Top down or bottom up? Achieving balance in your employer branding and engagement go

So are you, so to speak, a top down or bottom up organisation as regards employer branding? A number of fascinating stories have been doing the rounds over the course of the last two weeks outlining different organisations and their own individual approaches to such an issue.

In his own deliberately quiet and quietly deliberate way, Antony Jenkins, Barclays’ new CEO has been outlining the bank’s new approach to customer delivery, internal behaviours and profitability. In a marked change from the modus operandi of his predecessor, Bob Diamond, Jenkins has been unveiling his blueprint to reinvent the organisation through ‘doing well financially and behaving well’. This is a new Barclays with a new vision which will suit some of the bank’s employee base but probably not others. And Jenkins is entirely happy with this. The reasons people are attracted into the organisation, the reasons people stay and the reasons people thrive are changing and changing significantly. Barclays is evolving, as is its employer brand, and it is very clear who is the source for such change.

If Mr Jenkins faces something of a challenge, it, relatively speaking, is put in perspective by that of Barack Obama and the US labour market. If his first administration was often criticised as being focused on tax rises, his annual State of the Union address this month introduced us to a new direction: ‘Delivering growth and jobs will be the North Star that guides our efforts’. If Mr Obama has sometimes appeared diffident to the needs of business in the past, his approach now seems far more aligned. US plc and its employer brand are now firmly focused on growth, job creation and recruitment. Again, behaviours and a shift in focus are coming decisively from the top.

But that’s not the only way. Whilst there here might not appear to be connection between the President of the United States and a sandwich, bear with me. Not one, but two sandwiches, in fact. First, the chain Eat. The organisation has been through some major changes in terms of customer engagement, look and feel of the stores and product development. Instead of adopting a uniquely top down approach, Eat engaged with a key employee pool – its store workers. According to Ed Godwin, Eat’s People Director, ‘We didn’t want our people to be on the receiving end of a new brand.’ Instead, Eat involved these people significantly in the defining, creation and roll out a new value set, a new employer brand and new engagement activities. The result? 80% of new managers are internal appointments and external hiring activity has gone through the roof. Perhaps more to the point, Eat’s people feel engaged and involved in their business and able to impact it.

If such a bottom up approach worked so well for Eat, what about the experiences of direct competitors, Pret a Manger? The organisation produced in late January a list of guidelines around how its retail employees should adopt ‘Pret perfect’ behaviours. These rules outline how Pret staff should be ‘charming’, ‘have presence’ and ‘create a sense of fun’. The rules, fifty of them, extend to employees being tactile with each other and never ‘just being there for the money’. The charter was picked up by the press which termed the approach ‘emotional labour’ and the series of rules was subsequently removed from the Pret website.

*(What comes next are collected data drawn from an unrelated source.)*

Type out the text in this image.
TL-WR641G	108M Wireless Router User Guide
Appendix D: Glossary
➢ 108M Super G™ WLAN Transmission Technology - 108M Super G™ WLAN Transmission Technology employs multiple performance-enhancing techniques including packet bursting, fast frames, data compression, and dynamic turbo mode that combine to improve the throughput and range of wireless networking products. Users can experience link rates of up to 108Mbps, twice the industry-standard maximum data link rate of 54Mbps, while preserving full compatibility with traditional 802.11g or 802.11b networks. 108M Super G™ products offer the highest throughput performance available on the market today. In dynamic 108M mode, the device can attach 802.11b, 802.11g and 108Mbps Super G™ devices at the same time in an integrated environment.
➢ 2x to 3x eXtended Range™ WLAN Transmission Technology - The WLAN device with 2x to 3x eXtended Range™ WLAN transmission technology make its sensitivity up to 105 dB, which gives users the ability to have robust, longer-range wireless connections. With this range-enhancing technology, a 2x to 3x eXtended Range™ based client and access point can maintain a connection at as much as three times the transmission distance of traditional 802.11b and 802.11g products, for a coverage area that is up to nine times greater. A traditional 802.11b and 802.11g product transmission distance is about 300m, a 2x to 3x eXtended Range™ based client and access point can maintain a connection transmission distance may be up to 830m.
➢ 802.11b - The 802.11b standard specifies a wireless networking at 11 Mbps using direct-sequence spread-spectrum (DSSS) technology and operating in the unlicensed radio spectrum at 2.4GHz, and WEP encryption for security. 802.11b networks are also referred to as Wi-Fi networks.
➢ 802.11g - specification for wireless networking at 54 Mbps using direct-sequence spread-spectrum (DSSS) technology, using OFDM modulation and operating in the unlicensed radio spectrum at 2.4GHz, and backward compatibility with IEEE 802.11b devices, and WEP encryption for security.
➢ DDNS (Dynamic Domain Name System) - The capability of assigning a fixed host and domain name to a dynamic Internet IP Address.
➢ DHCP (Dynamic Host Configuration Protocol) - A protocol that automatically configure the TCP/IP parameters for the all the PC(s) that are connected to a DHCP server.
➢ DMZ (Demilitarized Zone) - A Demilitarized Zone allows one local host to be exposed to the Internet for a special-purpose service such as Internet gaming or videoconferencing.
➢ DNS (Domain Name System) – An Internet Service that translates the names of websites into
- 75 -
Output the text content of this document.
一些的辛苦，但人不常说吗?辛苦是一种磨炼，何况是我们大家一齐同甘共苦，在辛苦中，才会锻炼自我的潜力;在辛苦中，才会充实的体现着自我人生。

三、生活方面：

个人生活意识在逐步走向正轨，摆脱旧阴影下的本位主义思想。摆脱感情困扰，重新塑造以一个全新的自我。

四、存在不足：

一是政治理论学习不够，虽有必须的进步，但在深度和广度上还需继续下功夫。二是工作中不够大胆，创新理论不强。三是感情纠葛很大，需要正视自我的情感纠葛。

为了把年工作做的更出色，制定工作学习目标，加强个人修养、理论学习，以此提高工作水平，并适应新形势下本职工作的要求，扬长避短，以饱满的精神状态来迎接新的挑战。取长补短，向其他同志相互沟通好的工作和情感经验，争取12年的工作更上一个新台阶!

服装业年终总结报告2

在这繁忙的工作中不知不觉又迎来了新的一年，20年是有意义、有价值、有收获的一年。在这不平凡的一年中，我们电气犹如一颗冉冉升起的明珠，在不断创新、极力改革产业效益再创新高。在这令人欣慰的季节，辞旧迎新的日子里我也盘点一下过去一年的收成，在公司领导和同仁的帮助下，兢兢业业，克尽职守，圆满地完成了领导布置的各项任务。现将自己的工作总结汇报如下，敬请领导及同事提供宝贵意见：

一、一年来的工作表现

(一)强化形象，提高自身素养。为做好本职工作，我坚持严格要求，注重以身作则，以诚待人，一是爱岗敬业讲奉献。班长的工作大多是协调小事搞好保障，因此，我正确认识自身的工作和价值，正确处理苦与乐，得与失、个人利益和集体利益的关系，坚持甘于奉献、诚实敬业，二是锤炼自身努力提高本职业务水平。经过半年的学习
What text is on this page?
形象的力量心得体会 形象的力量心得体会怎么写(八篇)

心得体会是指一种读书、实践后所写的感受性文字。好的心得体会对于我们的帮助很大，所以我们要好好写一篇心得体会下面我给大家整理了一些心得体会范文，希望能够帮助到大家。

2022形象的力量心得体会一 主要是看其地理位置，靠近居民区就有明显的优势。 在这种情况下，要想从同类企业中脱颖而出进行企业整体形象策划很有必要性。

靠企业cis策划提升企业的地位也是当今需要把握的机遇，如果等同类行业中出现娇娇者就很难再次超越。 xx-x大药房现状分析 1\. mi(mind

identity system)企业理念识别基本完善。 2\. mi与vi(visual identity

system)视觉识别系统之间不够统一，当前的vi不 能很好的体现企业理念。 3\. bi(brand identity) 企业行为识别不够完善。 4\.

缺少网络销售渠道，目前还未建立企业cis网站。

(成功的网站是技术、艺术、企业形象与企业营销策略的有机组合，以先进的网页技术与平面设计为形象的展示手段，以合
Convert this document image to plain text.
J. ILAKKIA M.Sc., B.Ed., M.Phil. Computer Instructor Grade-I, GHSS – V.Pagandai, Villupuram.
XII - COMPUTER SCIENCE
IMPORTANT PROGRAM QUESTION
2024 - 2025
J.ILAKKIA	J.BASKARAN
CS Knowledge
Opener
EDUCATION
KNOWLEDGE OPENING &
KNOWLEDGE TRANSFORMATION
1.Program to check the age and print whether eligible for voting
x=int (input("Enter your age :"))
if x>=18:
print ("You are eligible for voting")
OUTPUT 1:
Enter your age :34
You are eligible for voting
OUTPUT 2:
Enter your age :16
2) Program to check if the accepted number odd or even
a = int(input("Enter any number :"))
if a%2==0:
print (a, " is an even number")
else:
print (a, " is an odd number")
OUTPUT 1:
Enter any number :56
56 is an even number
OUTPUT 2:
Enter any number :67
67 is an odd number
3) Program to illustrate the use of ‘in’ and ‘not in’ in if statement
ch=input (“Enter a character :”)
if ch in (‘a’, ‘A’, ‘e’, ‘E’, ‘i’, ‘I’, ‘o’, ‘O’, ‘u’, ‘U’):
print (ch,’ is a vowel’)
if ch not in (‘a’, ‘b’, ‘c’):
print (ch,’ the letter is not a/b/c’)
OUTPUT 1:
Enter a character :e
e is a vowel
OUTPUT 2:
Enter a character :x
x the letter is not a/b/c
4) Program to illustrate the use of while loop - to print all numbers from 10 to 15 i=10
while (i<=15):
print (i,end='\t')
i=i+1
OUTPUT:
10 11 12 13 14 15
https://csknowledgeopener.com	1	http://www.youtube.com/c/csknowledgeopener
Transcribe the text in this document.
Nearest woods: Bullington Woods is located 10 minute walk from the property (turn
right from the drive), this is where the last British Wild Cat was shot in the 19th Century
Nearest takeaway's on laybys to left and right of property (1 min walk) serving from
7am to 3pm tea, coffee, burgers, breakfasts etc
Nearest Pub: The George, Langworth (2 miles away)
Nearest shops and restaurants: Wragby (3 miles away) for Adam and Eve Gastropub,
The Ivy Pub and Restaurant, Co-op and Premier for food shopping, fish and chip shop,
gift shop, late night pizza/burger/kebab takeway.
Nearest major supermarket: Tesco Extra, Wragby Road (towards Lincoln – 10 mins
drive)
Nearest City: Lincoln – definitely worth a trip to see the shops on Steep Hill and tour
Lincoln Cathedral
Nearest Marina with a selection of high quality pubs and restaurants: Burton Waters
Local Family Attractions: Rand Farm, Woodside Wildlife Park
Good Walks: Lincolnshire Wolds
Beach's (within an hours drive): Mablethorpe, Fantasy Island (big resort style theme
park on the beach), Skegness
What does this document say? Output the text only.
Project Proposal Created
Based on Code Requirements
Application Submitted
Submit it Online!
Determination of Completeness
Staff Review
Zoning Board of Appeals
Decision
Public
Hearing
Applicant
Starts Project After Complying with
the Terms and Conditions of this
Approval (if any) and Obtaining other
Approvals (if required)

Doubtless this is an initiative born out of best intentions but the contrast between Eat behaviours being the product of employee dialogue and Pret’s being imposed from on high is striking.

The question as to whether an employer brand and its influences should be top down or bottom up is important and one that should focus the mind of any organisation contemplating behavioural shift. For TMP Worldwide, differentiated employer brands should strike a meaningful balance between the authenticity of the employment experience and the aspiration of senior management’s vision. If the employer brand feels weighted too much towards one of these balancing points, then it is likely not to either align with business strategy or the working reality of its people.

And why is the balance of an employer brand so critical in early 2013? The UK employment market is beginning to look a lot more competitive by the month. The latest figures from the ONS suggest that vacancies in the workforce are at their highest since 2008, employment rose by 90,000 in the quarter to November and unemployment fell by 37,000 during the same period.

At the same time, whilst UK plc is adding more jobs, productivity continues to struggle. An article in yesterday’s Sunday Times suggests that the productivity gap between average output per worker in the UK compared to the rest of the G7 was at its widest since 1993. Whilst every hour worked in the US creates 27% more output than the same hour in the UK, even the stricken Italy trumps us by 3%.

So not only is there an increasing squeeze on talent hiring for many UK organisations, there is an increasing challenge to enhance the productivity, engagement and alignment of those people when they do join. It is hard to avoid the conclusion that creating a balanced employer brand is a major feature in and organisation’s ability to both hire and inspire.